Technology firm, Intel, has announced it is to create 1,600 permanent high-tech jobs at its Leixlip campus in the Republic of Ireland.
It said they would be created once it has completed the construction of a new chip manufacturing factory at the site.
Intel said it has invested an extra $7bn (£5.1bn) in its manufacturing facilities at the County Kildare campus from 2019 to 2021.
Intel currently employs just under 5,000 people in the country.
About 4,500 work in Leixlip and the rest are based in offices in Cork and Shannon.
Eamonn Sinnott, Vice President of Manufacturing and Operations and General Manager of Intel Ireland, said its investment was designed to bring the company's latest "generation 7 nanometer process technology" to the region and expand its manufacturing operations.
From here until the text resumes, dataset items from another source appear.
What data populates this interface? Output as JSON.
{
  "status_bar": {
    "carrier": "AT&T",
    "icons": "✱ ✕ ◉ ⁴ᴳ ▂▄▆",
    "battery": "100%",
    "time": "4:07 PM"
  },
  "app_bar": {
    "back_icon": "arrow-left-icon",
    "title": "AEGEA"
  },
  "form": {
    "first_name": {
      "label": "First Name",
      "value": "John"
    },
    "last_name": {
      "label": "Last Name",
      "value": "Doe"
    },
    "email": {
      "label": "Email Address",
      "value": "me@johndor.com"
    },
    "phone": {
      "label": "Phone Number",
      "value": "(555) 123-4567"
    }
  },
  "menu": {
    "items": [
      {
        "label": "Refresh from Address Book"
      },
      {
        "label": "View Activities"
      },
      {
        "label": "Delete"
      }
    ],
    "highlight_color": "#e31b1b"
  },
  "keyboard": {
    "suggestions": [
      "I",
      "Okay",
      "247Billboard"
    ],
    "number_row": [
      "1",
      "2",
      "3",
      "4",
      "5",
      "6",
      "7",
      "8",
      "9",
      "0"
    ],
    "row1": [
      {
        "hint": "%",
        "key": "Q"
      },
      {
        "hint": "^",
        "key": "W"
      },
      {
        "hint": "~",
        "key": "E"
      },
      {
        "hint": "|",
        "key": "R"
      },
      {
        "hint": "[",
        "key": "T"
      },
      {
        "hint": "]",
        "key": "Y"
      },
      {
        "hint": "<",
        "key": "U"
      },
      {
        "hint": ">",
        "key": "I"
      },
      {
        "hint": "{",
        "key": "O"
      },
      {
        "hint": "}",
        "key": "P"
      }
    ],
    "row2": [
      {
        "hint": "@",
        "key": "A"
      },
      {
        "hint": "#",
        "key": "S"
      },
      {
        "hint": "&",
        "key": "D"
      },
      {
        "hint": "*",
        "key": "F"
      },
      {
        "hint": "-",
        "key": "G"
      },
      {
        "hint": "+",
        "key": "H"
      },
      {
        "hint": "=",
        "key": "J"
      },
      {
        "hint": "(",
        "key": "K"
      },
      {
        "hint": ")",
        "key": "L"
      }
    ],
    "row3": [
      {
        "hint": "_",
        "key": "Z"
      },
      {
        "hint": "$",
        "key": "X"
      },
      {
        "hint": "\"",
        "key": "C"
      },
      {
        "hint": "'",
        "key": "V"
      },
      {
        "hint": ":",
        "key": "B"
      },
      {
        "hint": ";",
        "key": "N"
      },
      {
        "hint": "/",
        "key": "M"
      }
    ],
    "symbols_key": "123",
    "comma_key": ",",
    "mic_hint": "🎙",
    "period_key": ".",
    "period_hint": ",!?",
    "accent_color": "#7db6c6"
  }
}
"It will also drive economic growth in the region, creating 1,600 permanent high-tech jobs once complete and over 5,000 construction jobs," he said.
Irish broadcaster RTÉ reports that construction of the new fabrication plant is about half way through an estimated four to five-year time frame.
Irish government ministers including Taoiseach (Irish prime minister) Micheál Martin and Tánaiste (Irish deputy prime minister) Leo Varadkar, have welcomed Intel's announcement.
"Intel's journey in Ireland has been an extraordinary one and these plans for the next phase of its development will enhance its reputation as a global leader in semiconductor innovation and manufacturing," Mr Martin said.
Mr Varadkar said the expansion plans were "another huge vote of confidence in Ireland's future".